Nel 2019 mi sono imbattuto in una comunità di praticanti Zen a Londra chiamata Zenways.
Zenways si può tradurre come i modi dello Zen.
Da allora ho studiato e praticato Zen sotto la guida di Julian Daizan Skinner, prendendo parte, sempre sotto la sua guida, a un programma di formazione per diventare insegnante di Zen.
All’inizio di maggio 2023, Daizan mi ha conferito il permesso di insegnare Zen, tramite la Trasmissione del Dharma (Dharma Transmission), diventando così un insegnante di Zen nel lignaggio del Rinzai Zen.

“Zen” significa “meditazione” in giapponese, e infatti la pratica della meditazione è il cuore di questo approccio.
Lo scopo ultimo della pratica Zen è scoprire chi siamo veramente – non come idea, non come concetto da discutere, ma come esperienza diretta, inconfutabile, indiscutibile, che non necessita della convalida di nessuno.
Attraverso questa disciplina, vogliamo trovare una fonte di felicità che non dipenda da elementi esterni: qualcosa che nessuno ci può dare né togliere.
Una felicità che non si fonda sui nostri successi o fallimenti, sui nostri possedimenti o riconoscimenti, ma che nasce da un luogo molto più profondo.
Crescendo, ci abituiamo quasi automaticamente a vivere in un mondo fatto di opposti: io/tu, buono/cattivo, successo/fallimento, giusto/sbagliato, soggetto/oggetto, vita/morte, e così via.
Questo mondo esiste, non c’è dubbio.

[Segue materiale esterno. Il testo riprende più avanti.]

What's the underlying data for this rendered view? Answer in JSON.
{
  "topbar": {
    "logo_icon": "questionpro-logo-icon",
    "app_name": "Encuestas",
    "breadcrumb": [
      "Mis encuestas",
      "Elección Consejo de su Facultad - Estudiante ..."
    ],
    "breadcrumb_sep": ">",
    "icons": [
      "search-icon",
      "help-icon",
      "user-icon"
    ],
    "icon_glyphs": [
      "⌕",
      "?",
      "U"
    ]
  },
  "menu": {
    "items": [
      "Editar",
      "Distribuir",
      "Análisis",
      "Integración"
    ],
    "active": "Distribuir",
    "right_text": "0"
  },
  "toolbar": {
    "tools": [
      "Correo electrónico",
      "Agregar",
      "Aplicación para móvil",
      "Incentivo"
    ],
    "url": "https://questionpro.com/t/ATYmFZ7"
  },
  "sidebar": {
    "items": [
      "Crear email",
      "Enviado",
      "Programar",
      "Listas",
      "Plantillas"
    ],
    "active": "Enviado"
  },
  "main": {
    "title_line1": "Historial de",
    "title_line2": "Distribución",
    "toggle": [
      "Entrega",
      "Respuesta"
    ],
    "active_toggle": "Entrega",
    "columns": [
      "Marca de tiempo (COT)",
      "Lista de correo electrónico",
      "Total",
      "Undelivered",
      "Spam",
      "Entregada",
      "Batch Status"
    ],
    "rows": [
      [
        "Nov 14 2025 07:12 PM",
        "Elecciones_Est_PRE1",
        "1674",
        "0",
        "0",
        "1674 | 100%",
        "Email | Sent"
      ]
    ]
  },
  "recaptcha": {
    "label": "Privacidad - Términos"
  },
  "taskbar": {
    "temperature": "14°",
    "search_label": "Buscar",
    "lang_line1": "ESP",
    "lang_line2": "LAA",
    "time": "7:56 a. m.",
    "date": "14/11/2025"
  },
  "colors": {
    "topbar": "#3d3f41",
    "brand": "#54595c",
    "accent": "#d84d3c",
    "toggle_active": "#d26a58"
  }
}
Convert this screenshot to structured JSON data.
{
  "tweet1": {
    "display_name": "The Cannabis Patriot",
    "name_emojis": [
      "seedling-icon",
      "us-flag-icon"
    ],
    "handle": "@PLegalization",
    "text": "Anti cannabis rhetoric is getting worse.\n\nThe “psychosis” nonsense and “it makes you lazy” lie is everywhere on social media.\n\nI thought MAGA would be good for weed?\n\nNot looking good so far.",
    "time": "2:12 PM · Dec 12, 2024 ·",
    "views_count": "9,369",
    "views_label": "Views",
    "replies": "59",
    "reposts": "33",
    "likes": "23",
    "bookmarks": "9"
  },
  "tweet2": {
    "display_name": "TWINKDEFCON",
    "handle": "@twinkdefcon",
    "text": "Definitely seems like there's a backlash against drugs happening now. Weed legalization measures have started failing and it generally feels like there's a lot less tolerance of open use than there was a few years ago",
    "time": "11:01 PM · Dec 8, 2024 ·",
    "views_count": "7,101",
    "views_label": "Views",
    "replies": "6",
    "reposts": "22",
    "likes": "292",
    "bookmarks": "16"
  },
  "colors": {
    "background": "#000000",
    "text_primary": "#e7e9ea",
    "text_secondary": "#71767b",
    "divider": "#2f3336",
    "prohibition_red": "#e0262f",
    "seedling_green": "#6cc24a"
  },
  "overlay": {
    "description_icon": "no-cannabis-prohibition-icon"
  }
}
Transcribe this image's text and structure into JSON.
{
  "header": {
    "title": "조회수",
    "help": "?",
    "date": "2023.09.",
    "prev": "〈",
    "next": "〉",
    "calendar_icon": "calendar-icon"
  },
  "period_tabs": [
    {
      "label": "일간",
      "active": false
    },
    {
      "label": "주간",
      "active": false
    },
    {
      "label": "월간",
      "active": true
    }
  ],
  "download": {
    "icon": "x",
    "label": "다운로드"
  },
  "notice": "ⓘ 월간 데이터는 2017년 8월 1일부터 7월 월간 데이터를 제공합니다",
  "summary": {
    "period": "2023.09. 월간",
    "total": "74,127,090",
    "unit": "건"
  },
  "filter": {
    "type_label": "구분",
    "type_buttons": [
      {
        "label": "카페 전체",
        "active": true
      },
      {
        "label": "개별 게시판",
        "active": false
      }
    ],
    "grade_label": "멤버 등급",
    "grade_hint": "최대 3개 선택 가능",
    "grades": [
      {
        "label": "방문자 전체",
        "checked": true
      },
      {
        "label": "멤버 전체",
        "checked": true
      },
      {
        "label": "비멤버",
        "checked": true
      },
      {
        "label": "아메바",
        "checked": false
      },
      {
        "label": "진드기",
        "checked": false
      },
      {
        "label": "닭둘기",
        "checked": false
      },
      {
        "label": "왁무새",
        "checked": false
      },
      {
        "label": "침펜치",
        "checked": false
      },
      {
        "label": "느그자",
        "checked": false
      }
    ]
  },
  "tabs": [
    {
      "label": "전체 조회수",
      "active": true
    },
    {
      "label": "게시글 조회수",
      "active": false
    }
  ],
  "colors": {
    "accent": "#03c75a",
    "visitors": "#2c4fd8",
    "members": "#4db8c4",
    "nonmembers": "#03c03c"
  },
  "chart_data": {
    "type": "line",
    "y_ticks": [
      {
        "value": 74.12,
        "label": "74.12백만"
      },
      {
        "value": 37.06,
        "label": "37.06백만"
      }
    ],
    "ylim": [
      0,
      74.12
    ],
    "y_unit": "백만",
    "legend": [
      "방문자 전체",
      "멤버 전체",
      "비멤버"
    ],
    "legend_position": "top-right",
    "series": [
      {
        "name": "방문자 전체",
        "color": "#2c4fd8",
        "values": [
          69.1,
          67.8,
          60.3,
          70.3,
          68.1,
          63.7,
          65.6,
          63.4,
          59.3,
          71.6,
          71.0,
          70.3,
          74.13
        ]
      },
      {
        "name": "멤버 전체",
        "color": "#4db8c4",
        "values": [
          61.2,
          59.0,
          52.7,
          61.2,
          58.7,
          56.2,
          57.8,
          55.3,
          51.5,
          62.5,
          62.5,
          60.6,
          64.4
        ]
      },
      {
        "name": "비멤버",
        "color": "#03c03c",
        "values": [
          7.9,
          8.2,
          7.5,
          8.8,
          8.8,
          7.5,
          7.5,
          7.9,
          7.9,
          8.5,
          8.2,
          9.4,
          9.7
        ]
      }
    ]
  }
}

Ma è solo una prospettiva parziale e soggettiva: non è affatto il quadro completo.
Ora, non si tratta di perdere la capacità di vivere nel mondo dualistico: quello in cui agiamo ogni giorno, con le sue distinzioni, scelte, conseguenze.
Sarebbe tragico.
Ciò che vogliamo, invece, è sviluppare anche la capacità di operare da un’altra prospettiva: quella non-dualistica, che si apre solo nel tempo presente, nel qui ed ora.
E da questo luogo non-dualistico, i problemi scompaiono. Non c’è successo né fallimento, giusto né sbagliato: c’è solo questo momento.
La pratica Zen ci aiuta proprio in questo: ad allenarci a operare da questo luogo, dove i problemi non esistono.
E questo non significa smettere di vivere nel mondo, ma imparare ad abitare entrambi i piani: quello quotidiano, duale, e quello essenziale, non-duale.
Si potrebbero scrivere libri e discutere per ore di tutto questo…
Ma lo Zen è pratica.
È volontà di praticare con costanza e sincerità, per arrivare a sentire con chiarezza come sia possibile agire nel mondo, con tutte le sue complessità, rimanendo ancorati a un luogo dentro di noi in cui non c’è nessun problema.
Come per qualsiasi altra disciplina, dedicare del tempo è essenziale.
Io vado in bici da quando avevo cinque anni — o almeno così credo (sono sicuro di avere cinquant’anni, ma non al 100% di aver cominciato a pedalare a cinque!).
So bene che c’è una grande differenza tra allenarsi tanto o poco, tra praticare regolarmente o solo ogni tanto.
Credo che valga lo stesso per suonare uno strumento, imparare un mestiere, apprendere una lingua…
Più tempo dedichiamo, più diventiamo abili.
E con la meditazione, con la pratica dello Zen, è esattamente la stessa cosa.